Freitag kamen dann die Blut- und Punktatergebnisse: Nichts genaues weiß man. Das Gesamteiweiss ist bei 121,5 (Norm 57-94), Albumin kurz unter dem Normwert, Globuline bei 96,3 (Normwert 28-55), Leukozyten bei 15,7 (Norm 6-11) und Hämoglobin bei 70 (Norm 90-150). Laborkurve und Fip-Titer (1:400) weisen lt. Tierarzt eher auf FIP hin, ein Lymphon kann das Labor trotzdem nicht ausschließen.

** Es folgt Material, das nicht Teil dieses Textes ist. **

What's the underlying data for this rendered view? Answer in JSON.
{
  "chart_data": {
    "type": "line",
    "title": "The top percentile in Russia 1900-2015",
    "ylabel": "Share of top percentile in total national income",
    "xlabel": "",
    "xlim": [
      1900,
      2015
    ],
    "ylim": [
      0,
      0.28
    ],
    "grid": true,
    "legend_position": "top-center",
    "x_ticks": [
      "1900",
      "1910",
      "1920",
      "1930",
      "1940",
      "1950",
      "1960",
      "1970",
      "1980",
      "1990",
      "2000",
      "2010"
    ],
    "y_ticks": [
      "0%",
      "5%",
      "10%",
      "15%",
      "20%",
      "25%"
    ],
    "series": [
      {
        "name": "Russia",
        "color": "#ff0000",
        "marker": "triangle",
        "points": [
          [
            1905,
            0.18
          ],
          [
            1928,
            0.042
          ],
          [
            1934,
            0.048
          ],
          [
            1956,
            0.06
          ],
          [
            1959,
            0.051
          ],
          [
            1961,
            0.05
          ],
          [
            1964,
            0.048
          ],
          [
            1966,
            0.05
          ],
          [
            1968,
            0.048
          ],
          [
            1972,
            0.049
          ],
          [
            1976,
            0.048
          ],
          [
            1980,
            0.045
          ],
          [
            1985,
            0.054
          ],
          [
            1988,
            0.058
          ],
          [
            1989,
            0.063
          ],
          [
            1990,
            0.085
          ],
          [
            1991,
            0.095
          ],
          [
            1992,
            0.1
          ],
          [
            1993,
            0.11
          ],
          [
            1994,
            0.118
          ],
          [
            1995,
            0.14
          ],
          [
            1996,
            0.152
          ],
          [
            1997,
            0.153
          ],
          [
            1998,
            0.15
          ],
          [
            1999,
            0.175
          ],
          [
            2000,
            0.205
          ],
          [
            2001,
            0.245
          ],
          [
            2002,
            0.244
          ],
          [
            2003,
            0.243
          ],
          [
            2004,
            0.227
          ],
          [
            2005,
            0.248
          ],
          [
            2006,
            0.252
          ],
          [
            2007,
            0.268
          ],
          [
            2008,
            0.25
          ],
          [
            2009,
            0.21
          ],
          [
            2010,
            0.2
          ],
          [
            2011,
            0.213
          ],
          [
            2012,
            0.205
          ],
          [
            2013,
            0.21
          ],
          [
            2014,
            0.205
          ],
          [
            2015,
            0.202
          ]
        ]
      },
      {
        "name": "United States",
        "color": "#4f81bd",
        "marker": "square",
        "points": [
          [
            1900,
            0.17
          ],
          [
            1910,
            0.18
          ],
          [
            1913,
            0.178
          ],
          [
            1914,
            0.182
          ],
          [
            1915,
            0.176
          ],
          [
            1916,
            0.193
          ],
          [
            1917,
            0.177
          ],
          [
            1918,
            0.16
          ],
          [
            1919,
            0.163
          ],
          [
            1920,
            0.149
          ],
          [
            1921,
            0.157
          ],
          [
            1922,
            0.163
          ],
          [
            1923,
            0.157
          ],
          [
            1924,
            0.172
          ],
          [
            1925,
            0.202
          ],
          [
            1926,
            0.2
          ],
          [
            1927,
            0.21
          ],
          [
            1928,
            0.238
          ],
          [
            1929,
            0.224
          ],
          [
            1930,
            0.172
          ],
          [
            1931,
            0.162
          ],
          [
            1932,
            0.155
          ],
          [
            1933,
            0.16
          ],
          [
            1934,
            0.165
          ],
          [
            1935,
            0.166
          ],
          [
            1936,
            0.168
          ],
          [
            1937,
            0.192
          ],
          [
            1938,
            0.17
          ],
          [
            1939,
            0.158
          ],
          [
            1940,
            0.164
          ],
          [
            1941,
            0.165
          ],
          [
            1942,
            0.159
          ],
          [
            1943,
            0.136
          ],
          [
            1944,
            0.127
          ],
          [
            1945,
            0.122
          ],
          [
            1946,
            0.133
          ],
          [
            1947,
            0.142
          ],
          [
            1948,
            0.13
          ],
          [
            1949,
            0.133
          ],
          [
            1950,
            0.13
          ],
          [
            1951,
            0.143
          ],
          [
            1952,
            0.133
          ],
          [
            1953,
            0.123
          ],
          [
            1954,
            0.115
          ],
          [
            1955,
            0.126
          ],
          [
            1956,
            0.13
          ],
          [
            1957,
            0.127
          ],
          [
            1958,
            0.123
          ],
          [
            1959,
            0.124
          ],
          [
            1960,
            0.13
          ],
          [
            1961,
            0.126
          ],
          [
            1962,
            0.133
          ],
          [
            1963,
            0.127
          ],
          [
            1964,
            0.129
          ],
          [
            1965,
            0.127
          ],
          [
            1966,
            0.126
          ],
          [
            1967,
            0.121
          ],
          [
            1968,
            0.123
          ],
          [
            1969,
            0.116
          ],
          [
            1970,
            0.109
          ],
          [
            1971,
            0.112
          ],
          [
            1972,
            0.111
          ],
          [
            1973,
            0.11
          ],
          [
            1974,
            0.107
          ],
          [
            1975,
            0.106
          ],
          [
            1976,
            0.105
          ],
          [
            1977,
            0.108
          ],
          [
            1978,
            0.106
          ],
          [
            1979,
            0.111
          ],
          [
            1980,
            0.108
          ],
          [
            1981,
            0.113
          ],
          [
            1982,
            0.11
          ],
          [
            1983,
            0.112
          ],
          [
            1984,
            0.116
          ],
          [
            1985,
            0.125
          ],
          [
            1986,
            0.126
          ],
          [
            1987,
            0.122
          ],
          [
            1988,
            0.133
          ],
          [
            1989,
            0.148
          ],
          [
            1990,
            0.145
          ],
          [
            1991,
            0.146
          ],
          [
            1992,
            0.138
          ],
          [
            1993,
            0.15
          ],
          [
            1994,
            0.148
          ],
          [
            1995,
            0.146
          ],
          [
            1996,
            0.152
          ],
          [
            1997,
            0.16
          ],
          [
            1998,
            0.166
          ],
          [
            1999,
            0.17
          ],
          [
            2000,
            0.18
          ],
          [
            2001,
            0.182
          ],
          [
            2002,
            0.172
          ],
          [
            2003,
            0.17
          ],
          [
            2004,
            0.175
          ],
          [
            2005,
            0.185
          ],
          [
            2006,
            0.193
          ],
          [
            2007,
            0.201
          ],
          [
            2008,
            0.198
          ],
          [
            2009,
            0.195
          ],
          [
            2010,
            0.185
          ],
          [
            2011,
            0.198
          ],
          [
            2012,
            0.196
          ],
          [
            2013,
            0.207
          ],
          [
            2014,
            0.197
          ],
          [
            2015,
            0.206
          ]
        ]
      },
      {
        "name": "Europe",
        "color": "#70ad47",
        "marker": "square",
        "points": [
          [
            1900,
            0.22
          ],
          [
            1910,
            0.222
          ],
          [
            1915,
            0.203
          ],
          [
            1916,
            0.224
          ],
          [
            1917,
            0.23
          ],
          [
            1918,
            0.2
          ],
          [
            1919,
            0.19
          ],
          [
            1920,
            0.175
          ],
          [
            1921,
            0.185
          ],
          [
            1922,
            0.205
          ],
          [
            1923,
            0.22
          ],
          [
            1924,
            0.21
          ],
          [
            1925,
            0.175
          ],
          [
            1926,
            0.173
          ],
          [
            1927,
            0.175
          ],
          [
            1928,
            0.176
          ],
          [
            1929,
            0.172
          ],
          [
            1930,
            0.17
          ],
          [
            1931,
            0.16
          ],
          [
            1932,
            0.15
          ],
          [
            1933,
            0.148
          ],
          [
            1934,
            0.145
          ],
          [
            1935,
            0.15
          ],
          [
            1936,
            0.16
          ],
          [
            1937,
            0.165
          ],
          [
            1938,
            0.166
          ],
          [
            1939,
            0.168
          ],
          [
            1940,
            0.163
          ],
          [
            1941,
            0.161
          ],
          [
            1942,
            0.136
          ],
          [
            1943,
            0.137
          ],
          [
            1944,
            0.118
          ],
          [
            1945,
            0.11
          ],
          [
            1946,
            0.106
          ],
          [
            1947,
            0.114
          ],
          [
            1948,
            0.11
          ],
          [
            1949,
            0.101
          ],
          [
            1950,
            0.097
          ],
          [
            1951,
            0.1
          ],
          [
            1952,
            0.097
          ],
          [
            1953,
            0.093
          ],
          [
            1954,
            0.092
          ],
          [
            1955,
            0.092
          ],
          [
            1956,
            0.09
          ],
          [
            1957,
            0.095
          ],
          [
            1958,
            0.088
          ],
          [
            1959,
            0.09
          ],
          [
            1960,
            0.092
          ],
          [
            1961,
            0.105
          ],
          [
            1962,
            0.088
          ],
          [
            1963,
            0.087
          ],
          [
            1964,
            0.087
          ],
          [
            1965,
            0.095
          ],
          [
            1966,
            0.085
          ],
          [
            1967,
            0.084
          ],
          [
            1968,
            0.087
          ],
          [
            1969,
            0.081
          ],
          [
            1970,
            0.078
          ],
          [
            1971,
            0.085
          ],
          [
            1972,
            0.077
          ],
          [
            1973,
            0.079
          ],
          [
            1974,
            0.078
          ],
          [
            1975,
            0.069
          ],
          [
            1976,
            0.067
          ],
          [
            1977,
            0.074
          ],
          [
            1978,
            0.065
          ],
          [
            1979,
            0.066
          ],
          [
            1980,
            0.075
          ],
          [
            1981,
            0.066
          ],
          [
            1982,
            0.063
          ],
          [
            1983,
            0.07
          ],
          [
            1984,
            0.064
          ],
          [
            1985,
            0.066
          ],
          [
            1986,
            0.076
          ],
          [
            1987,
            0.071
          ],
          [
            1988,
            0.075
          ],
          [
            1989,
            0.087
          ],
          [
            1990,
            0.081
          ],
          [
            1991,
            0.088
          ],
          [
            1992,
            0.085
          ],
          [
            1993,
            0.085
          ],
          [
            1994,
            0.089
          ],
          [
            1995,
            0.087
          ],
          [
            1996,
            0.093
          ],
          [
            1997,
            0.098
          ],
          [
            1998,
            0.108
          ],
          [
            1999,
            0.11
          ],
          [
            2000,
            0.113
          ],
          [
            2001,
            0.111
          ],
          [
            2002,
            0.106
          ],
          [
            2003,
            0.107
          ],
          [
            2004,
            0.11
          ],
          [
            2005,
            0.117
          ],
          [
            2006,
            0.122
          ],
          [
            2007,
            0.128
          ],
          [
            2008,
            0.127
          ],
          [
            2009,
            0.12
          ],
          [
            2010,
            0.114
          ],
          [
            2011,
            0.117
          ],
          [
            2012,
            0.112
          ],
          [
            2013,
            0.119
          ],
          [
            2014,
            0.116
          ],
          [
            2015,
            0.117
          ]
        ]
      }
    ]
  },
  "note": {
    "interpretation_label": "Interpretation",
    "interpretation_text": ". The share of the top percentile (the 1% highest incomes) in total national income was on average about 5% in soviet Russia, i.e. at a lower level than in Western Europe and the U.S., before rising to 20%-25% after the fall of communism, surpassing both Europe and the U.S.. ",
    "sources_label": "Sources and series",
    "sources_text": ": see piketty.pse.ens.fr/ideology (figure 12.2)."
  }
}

RaKäthe hat (aber von Anfang an) noch nie eine große Stimme gehabt und geschnurrt hat er auch nur nachts, wenn es dunkel war (kein Witz!). Sein Bruder Rudi ist an einer FIP gestorben, da war RaKäthe einen Monat bei uns. Flauschis Kumpel Herr Völler ist ein Wald- und Wiesenkater, kerngesund, die beiden lieben sich sehr. Beide wurden im November kastriert und geimpft wurden sie auch, allerdings nicht gegen FIP (hatten beide schon Coronaviren).
Bis gestern war RaKäthe super drauf (spielen, fressen, schmusen war noch nie sein Ding), heute hat er wieder angefangen zu schmatzen und das Fell wird struppiger. Das Cortison baut sich wohl ab, Antibiotika bekommt er ja von uns bis morgen, da wird noch mal geschallt, um zu sehen, ob der Lymphknoten sich wieder verkleinert.
Ich hab noch ein paar Verdachtsmomente, bin aber nicht wirklich medizinisch bewandert. Den Krebs halte ich erst mal für unwahrscheinlich. Bei Leukämie wären doch mehrere Knoten auffällig? Ein Wurmbefall könnte doch auch möglich sein? Die letzte Wurmkur war m.E. im Spätsommer letzten Jahres. Wir haben Wohnungskatzen mit Auslauf auf der Terrasse, wo aber auch Mäuse rumgurken. Dann könnte es vielleicht auch nur ein einfacher heftiger Magen-Darm-Infekt sein, der durch Bekämpfung auf den einen Lymphkmoten (Milz war auch vergrößert) übergesprungen ist? Bei Halsschmerzen bekommen wir doch auch vergrößerte Lymphknoten, oder?
Ich bin auf jeden Fall etwas überfordert und mein Bauchgefühl sagt eigentlich, dass hier etwas mit dem Katerchen nicht stimmt, aber dass es so erst mal keine tödliche Bedrohung ist. Es passt nicht mit dem überein, wie er sich verhält. Eine Freundin (Humanmedizinerin mit Tierarzt-Helferin-Ausbildung und eigener Katzenerfahrung) findet ebenfalls, dass die Werte und das Verhalten nicht übereinpasst. Und wenn das Cortison angeschlagen hat oder das Anitbiotikum, kann es doch eigentlich keine ausgebrochene FIP sein....
Ihr Lieben - irgendwer nach meinem Roman eine Ahnung, was wir übersehen haben könnten?